In vivo imaging of human acetylcholinesterase density in peripheral organs using 11C-donepezil: dosimetry, biodistribution, and kinetic analyses.

Abstract

Brain cholinergic function has been previously studied with PET but little effort has been devoted to imaging peripheral organs. Many disorders, including diabetes and Parkinson disease, are associated with autonomic dysfunction including parasympathetic denervation. Nonneuronal cholinergic signaling is also involved in immune responses to infections and in cancer pathogenesis. 5-(11)C-methoxy-donepezil, a noncompetitive acetylcholinesterase ligand, was previously validated for imaging cerebral levels of acetylcholinesterase. In the present study, we explored the utility of (11)C-donepezil for imaging acetylcholinesterase densities in peripheral organs, including the salivary glands, heart, stomach, intestine, pancreas, liver, and spleen. With autoradiography, we determined binding affinities and levels of nonspecific (11)C-donepezil binding to porcine tissues. Radiation dosimetry was estimated by whole-body PET of a single human volunteer. Biodistribution and kinetic analyses of (11)C-donepezil time-activity curves were assessed with dynamic PET scans of 6 healthy human volunteers. A single pig with bacterial abscesses was PET-scanned to explore (11)C-donepezil uptake in infections. Autoradiography showed high (11)C-donepezil binding (dissociation constant, 6-39 nM) in pig peripheral organs with low nonspecific signal. Radiation dosimetry was favorable (effective dose, 5.2 μSv/MBq).

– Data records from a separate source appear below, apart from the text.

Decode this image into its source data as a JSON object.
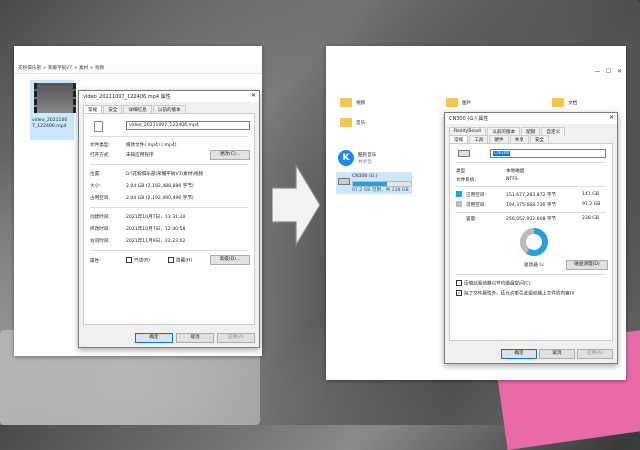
{
  "left_explorer": {
    "breadcrumb": [
      "花粉俱乐部",
      "荣耀平板V7",
      "素材",
      "视频"
    ],
    "file_name_line1": "video_2021100",
    "file_name_line2": "7_122406.mp4"
  },
  "props_dialog": {
    "title": "video_20211007_122406.mp4 属性",
    "tabs": [
      "常规",
      "安全",
      "详细信息",
      "以前的版本"
    ],
    "file_name": "video_20211007_122406.mp4",
    "file_type_label": "文件类型:",
    "file_type_value": "媒体文件(.mp4) (.mp4)",
    "open_with_label": "打开方式:",
    "open_with_value": "未知应用程序",
    "change_button": "更改(C)...",
    "location_label": "位置:",
    "location_value": "D:\\花粉俱乐部\\荣耀平板V7\\素材\\视频",
    "size_label": "大小:",
    "size_value": "2.04 GB (2,192,488,886 字节)",
    "disk_size_label": "占用空间:",
    "disk_size_value": "2.04 GB (2,192,490,496 字节)",
    "created_label": "创建时间:",
    "created_value": "2021年10月7日，13:31:20",
    "modified_label": "修改时间:",
    "modified_value": "2021年10月7日，12:40:58",
    "accessed_label": "访问时间:",
    "accessed_value": "2021年11月9日，22:23:02",
    "attributes_label": "属性:",
    "readonly_label": "只读(R)",
    "hidden_label": "隐藏(H)",
    "advanced_button": "高级(D)...",
    "ok_button": "确定",
    "cancel_button": "取消",
    "apply_button": "应用(A)"
  },
  "right_explorer": {
    "folders": [
      "视频",
      "图片",
      "文档",
      "音乐"
    ],
    "drive1_name": "酷狗音乐",
    "drive1_sub": "共享云",
    "drive2_name": "CN300 (G:)",
    "drive2_free": "97.2 GB 可用，共 238 GB",
    "drive2_fill_percent": 59
  },
  "drive_dialog": {
    "title": "CN300 (G:) 属性",
    "tabs_row1": [
      "ReadyBoost",
      "以前的版本",
      "配额",
      "自定义"
    ],
    "tabs_row2": [
      "常规",
      "工具",
      "硬件",
      "共享",
      "安全"
    ],
    "drive_name": "CN300",
    "type_label": "类型:",
    "type_value": "本地磁盘",
    "fs_label": "文件系统:",
    "fs_value": "NTFS",
    "used_label": "已用空间:",
    "used_bytes": "151,677,263,872 字节",
    "used_gb": "141 GB",
    "free_label": "可用空间:",
    "free_bytes": "104,375,668,736 字节",
    "free_gb": "97.2 GB",
    "capacity_label": "容量:",
    "capacity_bytes": "256,052,932,608 字节",
    "capacity_gb": "238 GB",
    "drive_label": "驱动器 G:",
    "cleanup_button": "磁盘清理(D)",
    "compress_label": "压缩此驱动器以节约磁盘空间(C)",
    "index_label": "除了文件属性外，还允许索引此驱动器上文件的内容(I)",
    "ok_button": "确定",
    "cancel_button": "取消",
    "apply_button": "应用(A)",
    "used_fraction": 0.59,
    "used_color": "#26a0da",
    "free_color": "#bcbcbc"
  }
}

Peripheral metabolization of (11)C-donepezil was low (>90% unchanged ligand at 60 min). Slow washout kinetics were seen in the salivary glands, heart, intestines, pancreas, and prostate. A linear correlation was seen between (11)C-donepezil volumes of distribution and standardized uptake values, suggesting that arterial blood sampling may not be necessary for modeling uptake kinetics in future (11)C-donepezil PET studies. High standardized uptake values and slow washout kinetics were seen in bacterial abscesses. (11)C-donepezil PET is suitable for imaging acetylcholinesterase densities in peripheral organs. Its uptake may potentially be quantitated with static whole-body PET scans not requiring arterial blood sampling. We also demonstrated high (11)C-donepezil binding in bacterial abscesses. We propose that (11)C-donepezil PET imaging may be able to quantify the parasympathetic innervation of organs but also detect nonneuronal cholinergic activity in infections.